I peeked at him through the windshield. He was in a cloud of smoke.
He snorted and laughed, then slung ice out the window and backed out as I slapped along in my new flip-flops, holding on to the door frame. “Well, at least tell me when you’ll be back.” I was like the new dog.
“Classified!” he hollered. He banged my hands with the heel of his hand. Then he lunged down, mouth open. He was going to bite; he meant it. I drew my hands back. I watched him, in a cloud of orange McLeod Road dust, as he turned into the night.
He slept during the day. For dinner, he brought us Chinese food, or we went to Jin Sha, sometimes to Gary’s. And then he went out. I huddled with Dolly in the recliner, night after night, and turned on the porch television so that the noises wouldn’t startle me as much. All over the trailer there were giant flying cockroaches. You could see their eggs along the inner edge of the television screen. There were lizards on the ceiling, roly-polies everywhere, living and dead. There was Raid in the kitchen, but I hated to fill my own room up with that white dusty spray; it made me nervous for Dolly and nervous for the geckos, which I hoped ate the roaches and not the other way around. I focused hard on the television, although nothing really made sense. My mother had never let us watch television. Now it was like I didn’t know how. I couldn’t figure out the plots. Maybe she really had ruined me.

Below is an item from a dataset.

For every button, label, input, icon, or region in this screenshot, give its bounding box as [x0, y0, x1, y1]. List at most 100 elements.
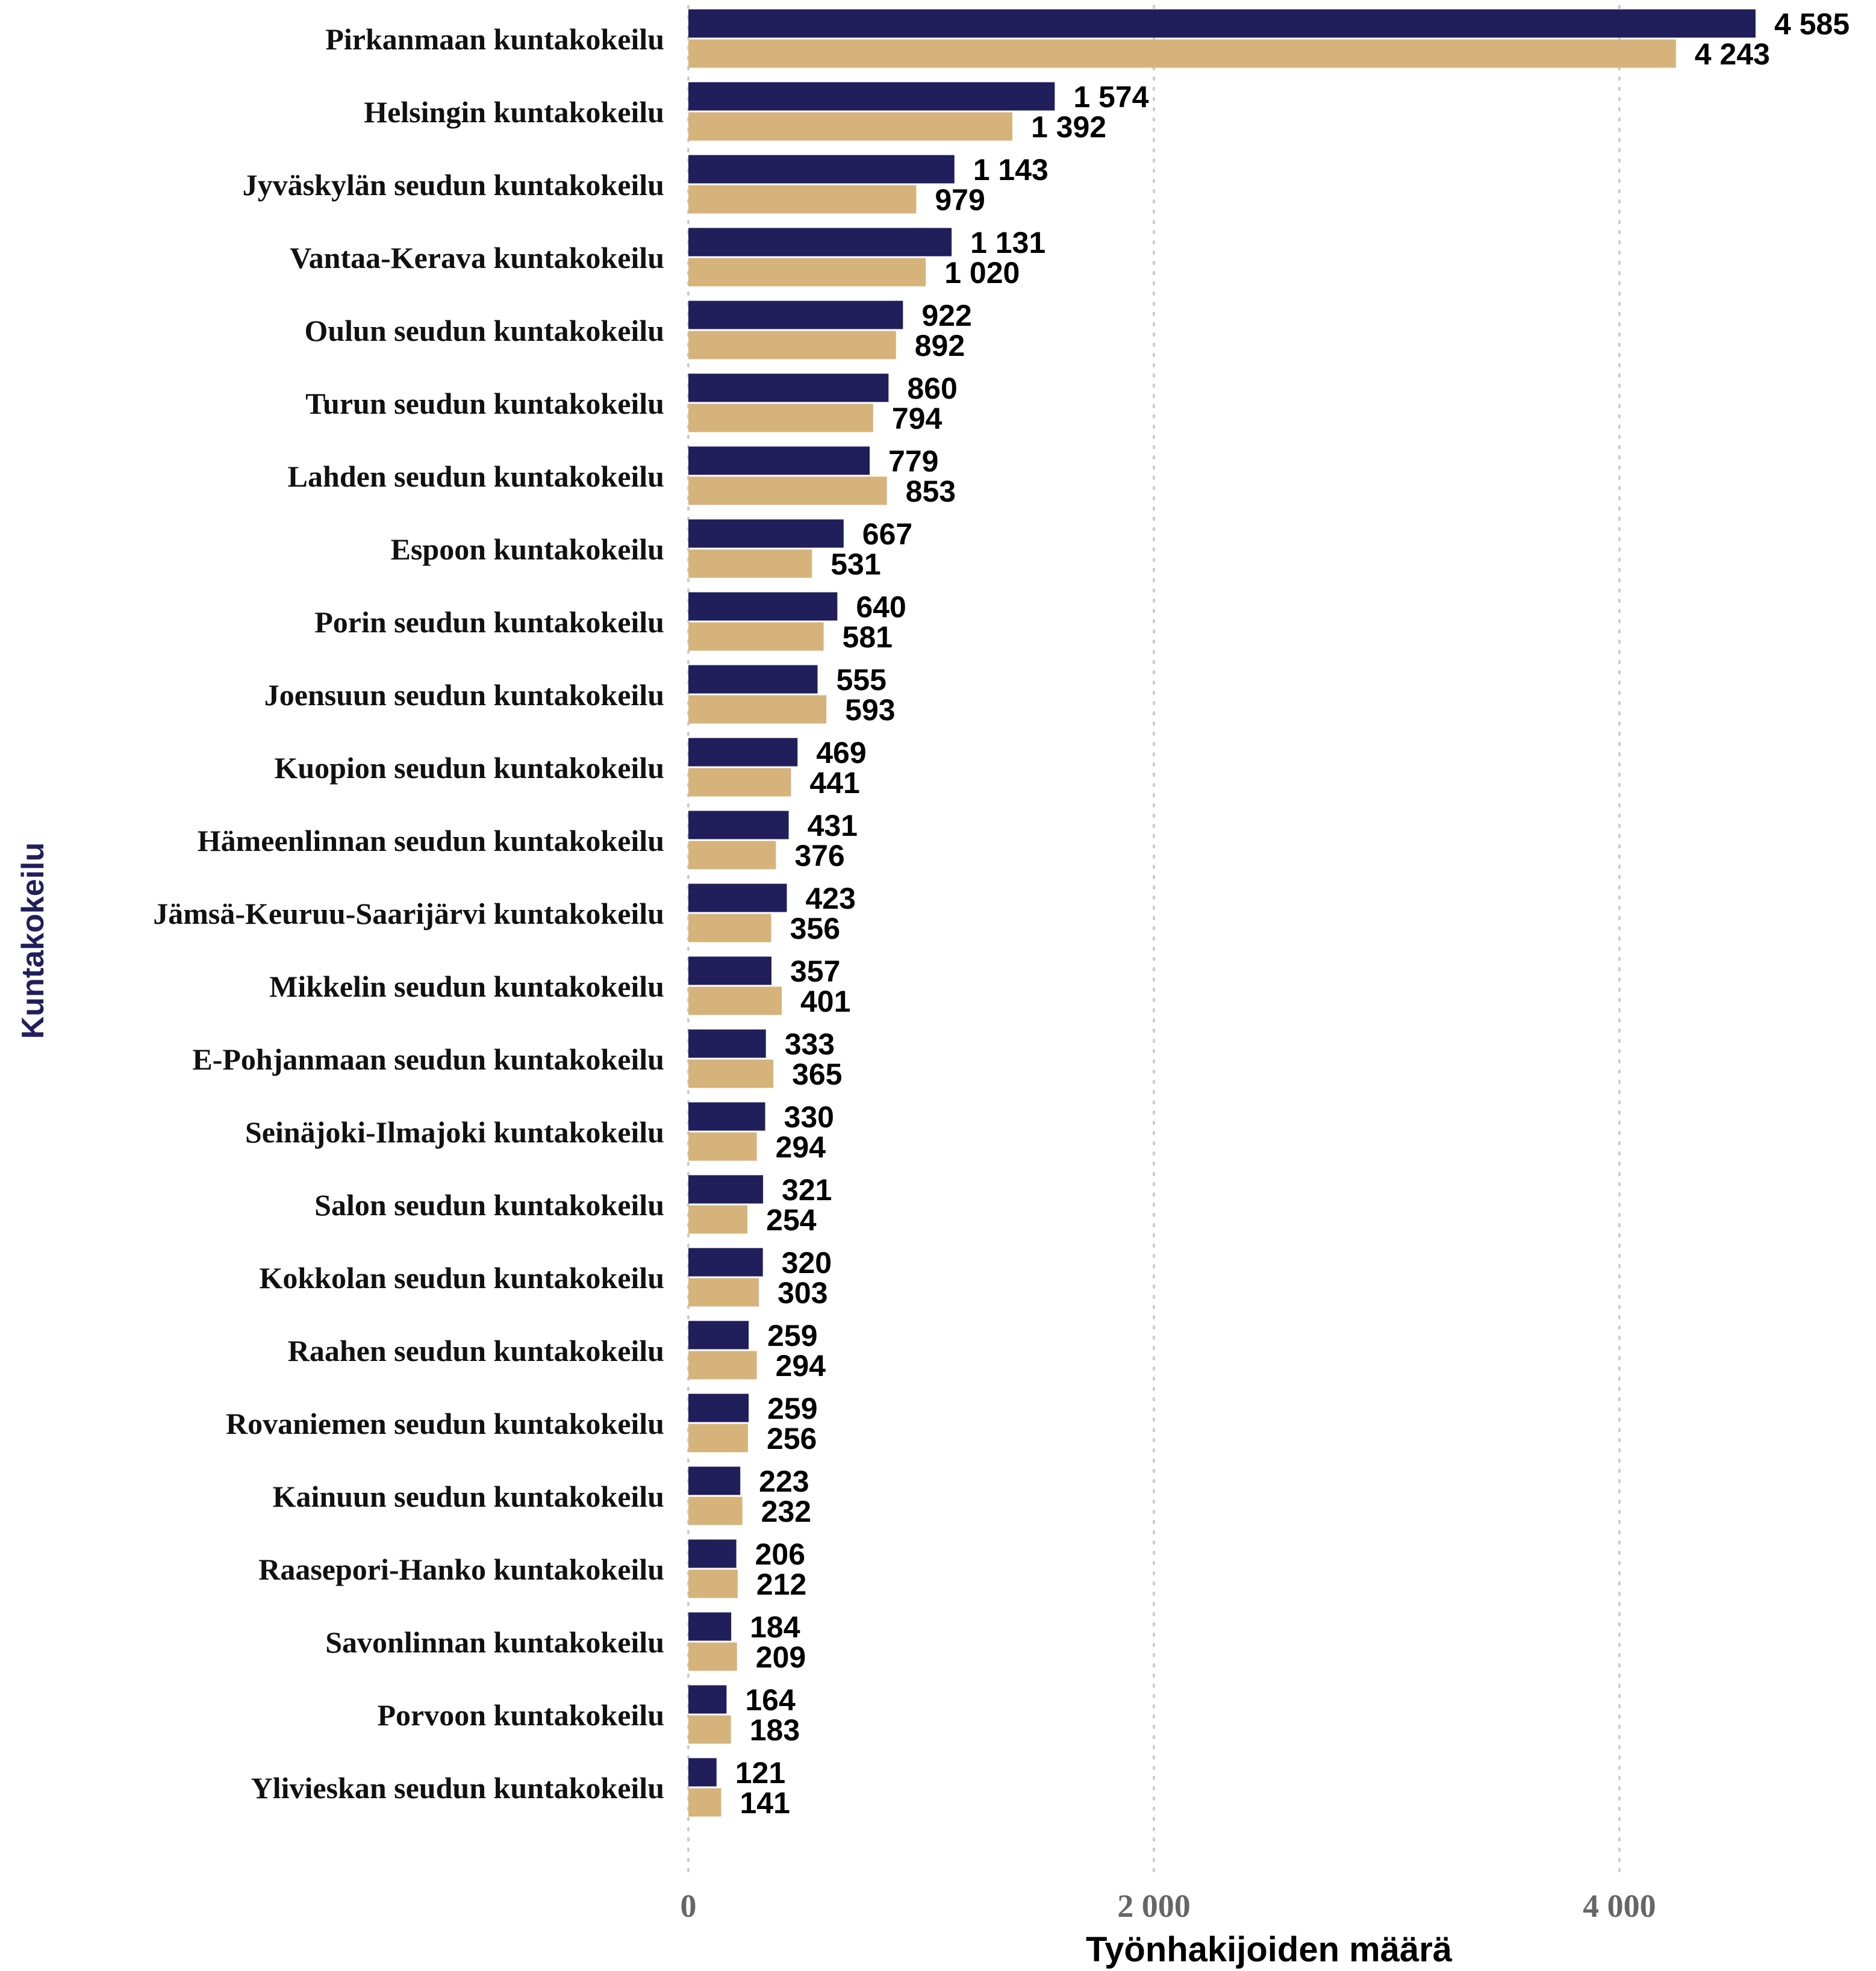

Toward the end of the summer, enrollment paperwork came from Oak Ridge High School; I threw it in the trash. One day in August, after my father had been gone for two days and counting, I drank part of a beer. Then I called up Boone High School. My daughter, I told them, would be enrolling. I told them she was interested in band and acting, and asked if there were any clubs. Spanish? Debate? Chess? I gave my mother’s address.